No dejan de reconocer que hubo una crisis cambiaria, lo que refleja la
vulnerabilidad de Argentina, y que el Gobierno la ha manejado correctamente.
Pero, por ejemplo, para los bancos el panorama no es alentador, dado que no
podrán captar fondos en el mercado de capitales y las operaciones de M&A se
han derrumbado, afectando también las proyecciones sobre las PPP. Las compañías
internacionales que aún no operan en el país y que tenían planes, ahora están
en modo "wait & see" sobre todo en los sectores de
infraestructura, retail y en energías renovables.
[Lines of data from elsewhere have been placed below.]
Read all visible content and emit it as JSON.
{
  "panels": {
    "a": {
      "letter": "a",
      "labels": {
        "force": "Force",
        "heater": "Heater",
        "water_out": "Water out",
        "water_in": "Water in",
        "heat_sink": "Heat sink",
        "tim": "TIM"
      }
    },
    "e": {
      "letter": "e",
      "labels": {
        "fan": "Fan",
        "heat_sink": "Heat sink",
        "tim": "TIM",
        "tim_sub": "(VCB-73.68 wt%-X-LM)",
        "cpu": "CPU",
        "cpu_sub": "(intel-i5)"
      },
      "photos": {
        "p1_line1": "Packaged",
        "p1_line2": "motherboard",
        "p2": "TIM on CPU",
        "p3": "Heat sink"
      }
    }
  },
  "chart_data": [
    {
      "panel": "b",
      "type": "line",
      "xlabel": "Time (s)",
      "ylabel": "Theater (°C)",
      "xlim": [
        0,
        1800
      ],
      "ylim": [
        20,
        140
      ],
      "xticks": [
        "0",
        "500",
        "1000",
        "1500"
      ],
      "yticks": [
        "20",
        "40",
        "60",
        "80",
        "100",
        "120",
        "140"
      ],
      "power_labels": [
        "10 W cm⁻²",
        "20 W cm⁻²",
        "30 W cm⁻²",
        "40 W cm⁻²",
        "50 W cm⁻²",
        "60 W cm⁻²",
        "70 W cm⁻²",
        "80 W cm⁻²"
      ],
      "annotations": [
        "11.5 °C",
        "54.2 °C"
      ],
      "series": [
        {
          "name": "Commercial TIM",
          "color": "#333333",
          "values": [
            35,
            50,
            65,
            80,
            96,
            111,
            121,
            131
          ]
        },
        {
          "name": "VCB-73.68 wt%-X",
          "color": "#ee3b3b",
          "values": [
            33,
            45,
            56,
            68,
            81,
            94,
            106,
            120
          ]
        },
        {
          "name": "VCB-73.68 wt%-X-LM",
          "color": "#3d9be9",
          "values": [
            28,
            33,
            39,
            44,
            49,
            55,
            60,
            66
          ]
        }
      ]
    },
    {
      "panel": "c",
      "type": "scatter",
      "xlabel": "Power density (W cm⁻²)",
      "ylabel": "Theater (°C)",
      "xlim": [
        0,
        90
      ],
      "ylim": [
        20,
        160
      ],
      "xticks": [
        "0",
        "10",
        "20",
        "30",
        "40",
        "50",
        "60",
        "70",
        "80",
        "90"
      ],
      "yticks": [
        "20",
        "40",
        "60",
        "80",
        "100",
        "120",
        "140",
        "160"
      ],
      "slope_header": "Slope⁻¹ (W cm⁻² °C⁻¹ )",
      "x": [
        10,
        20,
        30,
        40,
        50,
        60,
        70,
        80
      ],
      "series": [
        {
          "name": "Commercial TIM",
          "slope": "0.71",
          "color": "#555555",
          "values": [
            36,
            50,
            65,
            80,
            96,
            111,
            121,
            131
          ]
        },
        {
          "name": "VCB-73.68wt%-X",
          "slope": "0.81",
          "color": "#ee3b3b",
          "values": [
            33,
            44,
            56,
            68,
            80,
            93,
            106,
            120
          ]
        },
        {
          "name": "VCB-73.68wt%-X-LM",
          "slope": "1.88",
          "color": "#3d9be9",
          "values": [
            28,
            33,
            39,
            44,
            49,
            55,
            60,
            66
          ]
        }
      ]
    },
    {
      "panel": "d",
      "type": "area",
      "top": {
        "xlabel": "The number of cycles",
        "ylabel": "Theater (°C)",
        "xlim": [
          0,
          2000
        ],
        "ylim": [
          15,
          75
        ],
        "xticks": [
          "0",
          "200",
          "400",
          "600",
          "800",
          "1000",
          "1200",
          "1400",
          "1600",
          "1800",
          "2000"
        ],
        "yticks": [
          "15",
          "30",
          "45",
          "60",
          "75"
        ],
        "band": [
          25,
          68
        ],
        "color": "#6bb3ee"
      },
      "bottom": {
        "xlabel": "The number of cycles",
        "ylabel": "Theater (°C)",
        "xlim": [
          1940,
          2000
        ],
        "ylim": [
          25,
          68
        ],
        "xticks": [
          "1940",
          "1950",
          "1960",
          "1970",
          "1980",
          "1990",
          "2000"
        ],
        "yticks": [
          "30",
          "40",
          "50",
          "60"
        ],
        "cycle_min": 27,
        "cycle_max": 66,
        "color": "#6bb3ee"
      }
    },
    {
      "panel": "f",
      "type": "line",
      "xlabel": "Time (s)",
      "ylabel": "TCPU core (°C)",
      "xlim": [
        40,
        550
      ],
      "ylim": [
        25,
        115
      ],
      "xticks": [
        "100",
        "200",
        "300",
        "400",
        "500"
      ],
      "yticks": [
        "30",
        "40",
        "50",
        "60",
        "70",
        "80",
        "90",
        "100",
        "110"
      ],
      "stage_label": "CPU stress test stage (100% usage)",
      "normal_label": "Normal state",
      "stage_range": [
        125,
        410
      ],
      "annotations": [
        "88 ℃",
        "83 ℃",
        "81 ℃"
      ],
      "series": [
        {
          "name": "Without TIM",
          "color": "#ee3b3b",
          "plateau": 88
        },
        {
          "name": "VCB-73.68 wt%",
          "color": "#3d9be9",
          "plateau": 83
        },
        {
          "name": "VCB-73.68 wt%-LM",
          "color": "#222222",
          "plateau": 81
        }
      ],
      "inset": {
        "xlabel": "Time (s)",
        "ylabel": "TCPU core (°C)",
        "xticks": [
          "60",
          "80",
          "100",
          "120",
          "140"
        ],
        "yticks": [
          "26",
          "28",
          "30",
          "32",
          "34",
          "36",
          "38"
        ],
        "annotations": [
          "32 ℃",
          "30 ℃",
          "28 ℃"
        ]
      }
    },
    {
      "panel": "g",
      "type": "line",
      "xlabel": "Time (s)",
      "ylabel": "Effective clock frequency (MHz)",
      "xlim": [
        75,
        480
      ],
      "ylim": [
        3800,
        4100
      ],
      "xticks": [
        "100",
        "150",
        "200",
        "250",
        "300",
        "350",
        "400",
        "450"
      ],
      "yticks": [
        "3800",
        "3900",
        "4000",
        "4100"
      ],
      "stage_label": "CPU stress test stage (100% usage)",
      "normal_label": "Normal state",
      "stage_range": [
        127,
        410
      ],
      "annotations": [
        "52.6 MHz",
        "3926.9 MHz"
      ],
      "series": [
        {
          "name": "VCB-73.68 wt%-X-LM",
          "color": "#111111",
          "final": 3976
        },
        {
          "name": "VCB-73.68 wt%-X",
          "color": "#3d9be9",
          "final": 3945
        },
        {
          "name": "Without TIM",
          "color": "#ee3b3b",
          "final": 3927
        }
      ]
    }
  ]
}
Sin embargo, no dejan de
valorar iniciativas como el Plan de cloacas de la cartera de Frigerio y los
avances en el marco regulatorio de defensa de la competencia. Ahora bien,
mientras relojean la región, léase, México y Brasil, y con la ventaja de no
estar contaminados por la liturgia política criolla, la visión de los
inversores internacionales es que la clave es el 2019. Ven en la oposición
peronista como el peligro populista. Por lo que no se trata de un tema de
nombres. Aunque especulen con el extraoficial plan B (MEVidal) saben que el
"cambio" requiere 12 años como en CABA. Pero a la vez desde la óptica
externa, no importa el nombre, o sea, si es Macri u otro, lo que les importa a
las casas matrices de las multinacionales y a Wall Street es el plan. La plata
grande apuesta a un horizonte de largo plazo y lo que precisan es cierto
"salvoconducto" de que el programa de Gobierno tendrá la dirección del
cambio.
El resto, las inversiones financieras seguirán al ritmo del trading, y de los
vientos externos. Pero lo que mueve la frontera de posibilidades de producción
mira el partido desde la línea de cal.